With the arrival of digital photography and digital radiography, many zoo vets use e-mail to send radiographs to experts at other institutions for another opinion. As a whole, our profession has been quick to take advantage of the Internet. Not only do we use this tool for communication, it’s often the first place we look for the latest medical technology.
Zoo vets show their low- and high-tech creativity in the next group of stories: horseshoes give a rhino relief, fiber-optic instruments help pandas, massive portable life-support systems transport whale sharks halfway around the world, orthopedic surgery helps a falcon, and frogs benefit from a new anesthetic method.
Lucy H. Spelman, DVM
The Rhino with Glue-On Shoes
by Lucy H. Spelman, DVM
THERE HAD TO be a better way to deal with this rhino’s feet. Blood dripped from Mohan’s foot pads as veterinarians and technicians worked furiously to carve away diseased tissue. These were not small feet—each one measured about ten inches in diameter. A growing pile of soiled gauze and towels littered the floor. Next, bandages would go on. Then we’d roll the rhino over to work on the other side. The blood didn’t worry us. Even if Mo lost a few pints during the trim, the 5,000-pound animal wouldn’t know it.
In an odd sort of way, we were glad to see red. The blackened, unhealthy tissue wedged between his toes and
into the cracks of his soles had outgrown its vascular supply. His back feet were the worst. We trimmed off the outside layers until we got down to healthy tissue, which bled profusely. I watched the foot-trimming team for a minute or so, long enough to gauge how much more anesthesia time they needed.

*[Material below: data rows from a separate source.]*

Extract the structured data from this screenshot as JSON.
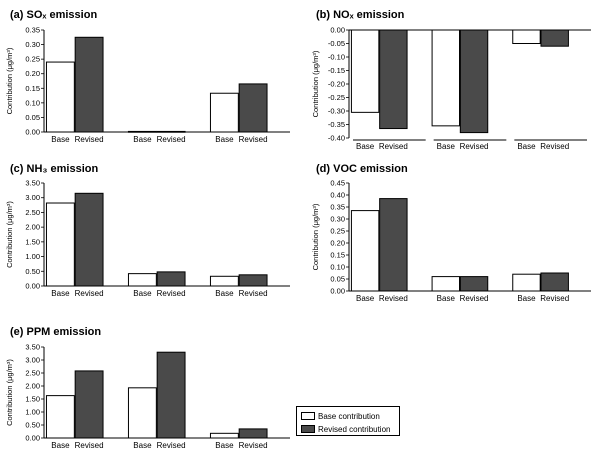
{
  "colors": {
    "base_fill": "#ffffff",
    "revised_fill": "#4a4a4a",
    "stroke": "#000000"
  },
  "legend": {
    "items": [
      {
        "label": "Base contribution",
        "color": "#ffffff"
      },
      {
        "label": "Revised contribution",
        "color": "#4a4a4a"
      }
    ]
  },
  "chart_data": [
    {
      "type": "bar",
      "title": "(a) SOₓ emission",
      "ylabel": "Contribution (μg/m³)",
      "ylim": [
        0,
        0.35
      ],
      "ytick_labels": [
        "0.00",
        "0.05",
        "0.10",
        "0.15",
        "0.20",
        "0.25",
        "0.30",
        "0.35"
      ],
      "categories": [
        "Base",
        "Revised",
        "Base",
        "Revised",
        "Base",
        "Revised"
      ],
      "values": [
        0.24,
        0.325,
        0.002,
        0.002,
        0.133,
        0.165
      ]
    },
    {
      "type": "bar",
      "title": "(b) NOₓ emission",
      "ylabel": "Contribution (μg/m³)",
      "ylim": [
        -0.4,
        0
      ],
      "ytick_labels": [
        "0.00",
        "-0.05",
        "-0.10",
        "-0.15",
        "-0.20",
        "-0.25",
        "-0.30",
        "-0.35",
        "-0.40"
      ],
      "categories": [
        "Base",
        "Revised",
        "Base",
        "Revised",
        "Base",
        "Revised"
      ],
      "values": [
        -0.305,
        -0.365,
        -0.355,
        -0.38,
        -0.05,
        -0.06
      ]
    },
    {
      "type": "bar",
      "title": "(c) NH₃ emission",
      "ylabel": "Contribution (μg/m³)",
      "ylim": [
        0,
        3.5
      ],
      "ytick_labels": [
        "0.00",
        "0.50",
        "1.00",
        "1.50",
        "2.00",
        "2.50",
        "3.00",
        "3.50"
      ],
      "categories": [
        "Base",
        "Revised",
        "Base",
        "Revised",
        "Base",
        "Revised"
      ],
      "values": [
        2.82,
        3.15,
        0.42,
        0.48,
        0.33,
        0.38
      ]
    },
    {
      "type": "bar",
      "title": "(d) VOC emission",
      "ylabel": "Contribution (μg/m³)",
      "ylim": [
        0,
        0.45
      ],
      "ytick_labels": [
        "0.00",
        "0.05",
        "0.10",
        "0.15",
        "0.20",
        "0.25",
        "0.30",
        "0.35",
        "0.40",
        "0.45"
      ],
      "categories": [
        "Base",
        "Revised",
        "Base",
        "Revised",
        "Base",
        "Revised"
      ],
      "values": [
        0.335,
        0.385,
        0.06,
        0.06,
        0.07,
        0.075
      ]
    },
    {
      "type": "bar",
      "title": "(e) PPM emission",
      "ylabel": "Contribution (μg/m³)",
      "ylim": [
        0,
        3.5
      ],
      "ytick_labels": [
        "0.00",
        "0.50",
        "1.00",
        "1.50",
        "2.00",
        "2.50",
        "3.00",
        "3.50"
      ],
      "categories": [
        "Base",
        "Revised",
        "Base",
        "Revised",
        "Base",
        "Revised"
      ],
      "values": [
        1.63,
        2.58,
        1.93,
        3.3,
        0.18,
        0.35
      ]
    }
  ]
}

Then I turned my attention back to the rhino. Though we’d done this procedure many times before, it still felt like a big deal to put him under anesthesia.
At thirty-two, Mo was one of the oldest greater one-horned rhinos in captivity and genetically valuable. When he arrived at the National Zoo, in Washington, DC, in 1998, three years before, everyone hoped that he and Mechi, our female, would breed. He had never bred, and we knew he had a history of foot problems. Unfortunately, the pattern continued. Though the two seemed compatible, Mechi showed more interest in Mo than he did in her and his feet continued to deteriorate.

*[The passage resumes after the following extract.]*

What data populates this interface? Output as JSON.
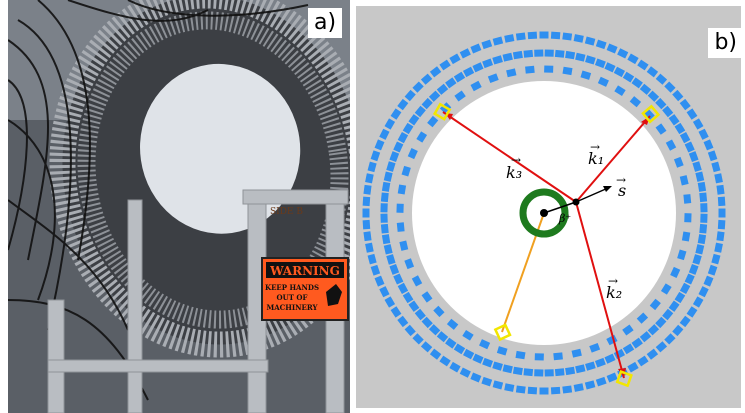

Fortunately, Mo handled anesthesia well. He’d stand still for the darting and slump to the ground ten minutes later when the drug took effect. Sometimes he’d go down in the middle of the enclosure, which made it easy. Other times he’d jam his great nose in a corner. We’d reposition him using a few ropes and about a dozen people. I’d put a catheter in his ear, start him on an IV filled with muscle relaxant, and then put a rubber hose up one nostril to deliver oxygen. The minute we had our first set of vital signs, the rest of the team got to work and the trimming began.
Given his age and the ever-present risk of complications, I tended to keep Mo’s anesthesia on the light side. At the slightest indication of a problem, I could quickly reverse him (wake him up). Since this strategy meant that a loud noise or bright light could cause him to stir, we covered his eyes with a cloth drape, packed his ears with gauze, and kept a syringe full of anesthetic at the ready.